The three principals settle into an edgy co-existence in which the big dramatic issue becomes which of the two men Sarah will pair up with – a plot twist Bob Dylan parodied in his song “Talking World War III Blues,” in which in a post-apocalyptic future he gets his face slapped by a woman after he approaches her and says, “Let’s go play Adam and Eve.” Ultimately Benson stumbles on a gun store and he and Ralph start stalking each other around New York City with murderous intent – until Ralph spots an inscription on the wall of a New York church quoting the Biblical passage about turning swords into plowshares and not learning wars anymore. That reminds him that the murderous attitudes that are driving both him and Benson at the moment are the same ones that got the world into this pickle in the first place.

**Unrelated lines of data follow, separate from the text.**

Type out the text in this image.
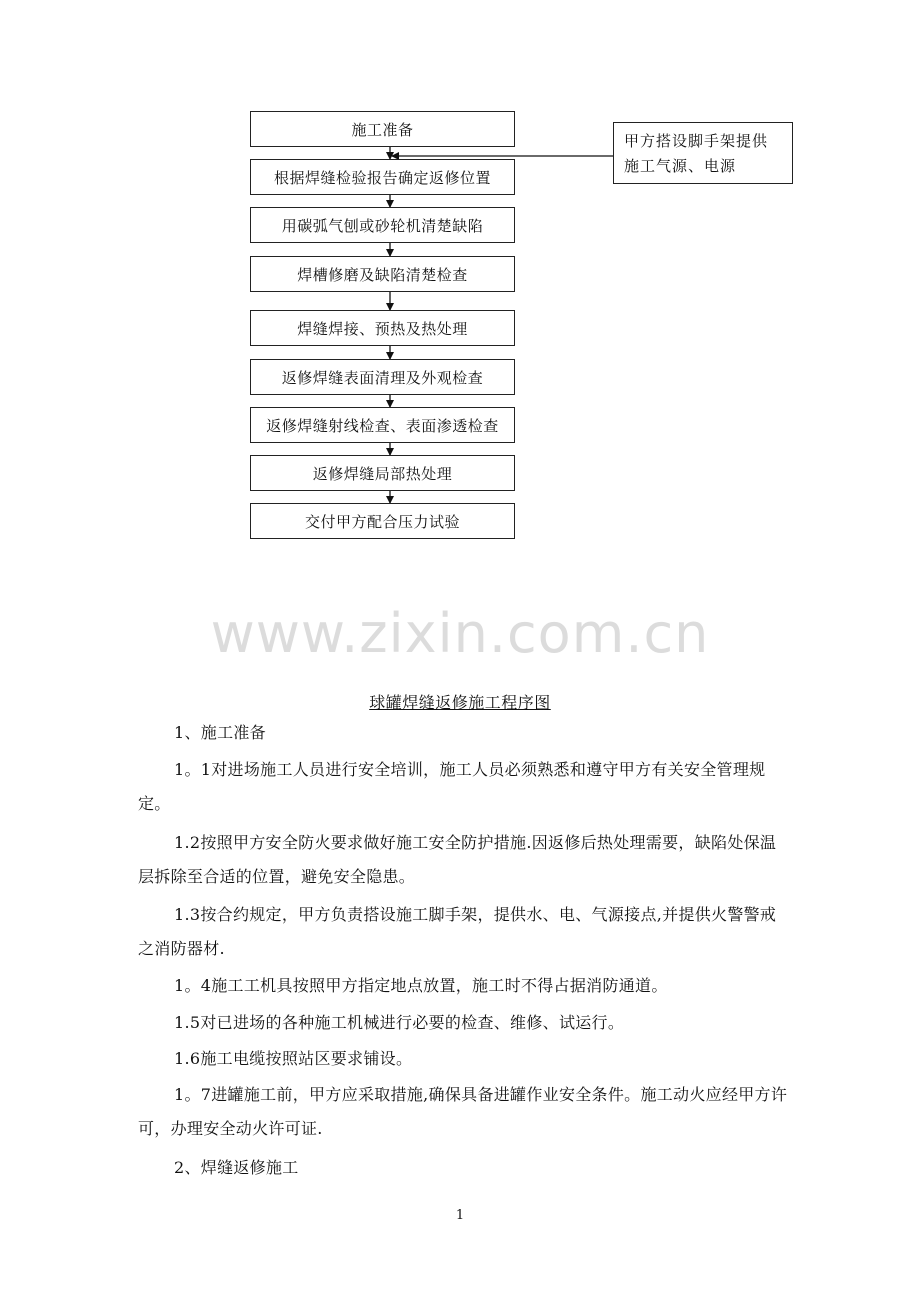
施工准备
根据焊缝检验报告确定返修位置
用碳弧气刨或砂轮机清楚缺陷
焊槽修磨及缺陷清楚检查
焊缝焊接、预热及热处理
返修焊缝表面清理及外观检查
返修焊缝射线检查、表面渗透检查
返修焊缝局部热处理
交付甲方配合压力试验
甲方搭设脚手架提供
施工气源、电源
www.zixin.com.cn
球罐焊缝返修施工程序图
1、施工准备
1。1对进场施工人员进行安全培训，施工人员必须熟悉和遵守甲方有关安全管理规定。
1.2按照甲方安全防火要求做好施工安全防护措施.因返修后热处理需要，缺陷处保温层拆除至合适的位置，避免安全隐患。
1.3按合约规定，甲方负责搭设施工脚手架，提供水、电、气源接点,并提供火警警戒之消防器材.
1。4施工工机具按照甲方指定地点放置，施工时不得占据消防通道。
1.5对已进场的各种施工机械进行必要的检查、维修、试运行。
1.6施工电缆按照站区要求铺设。
1。7进罐施工前，甲方应采取措施,确保具备进罐作业安全条件。施工动火应经甲方许可，办理安全动火许可证.
2、焊缝返修施工
1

Ultimately Ralph leaves New York and Benson gets Sarah, while Ralph says he’s determined to find other survivors (he’s already talked to one, though the one who’s answered his radio calls spoke only French and Ralph spoke only English) and mobilize them to rebuild the world. The ending is a bit of a cop-out and is rendered even more ironic by the fact that, though Inger Stevens was (like Marlene Dietrich) notorious for seducing the leading men of all her movies, she was also secretly married to a Black man, producer Ike Jones. Of course, since this was a Harry Belafonte movie made at a time when he was far more famous as a singer than an actor, he gets to sing three songs in it, including a minor ditty called “I Don’t Like It Here” (co-credited to Belafonte and MacDougall) which he sings in the caved-in mine in which he’s trapped in the opening, as well as “Gotta Travel On” (three years before he recorded the song on his album The Midnight Special) and “Fifteen.” The World, the Flesh and the Devil has its silly aspects, including a cop-out ending that denies us the thrill of having Harry Belafonte and Inger Stevens pair up together (at the time the Production Code, with its prohibition against miscegenation, was still in effect, and it’s not hard to imagine how MGM’s Southern distributors would have reacted to an Adam-and-Eve story in which Adam was Black), but mostly it’s a surprisingly gripping tale that makes its anti-war and anti-racist points effectively without making us feel like we’re being hit over the head with them.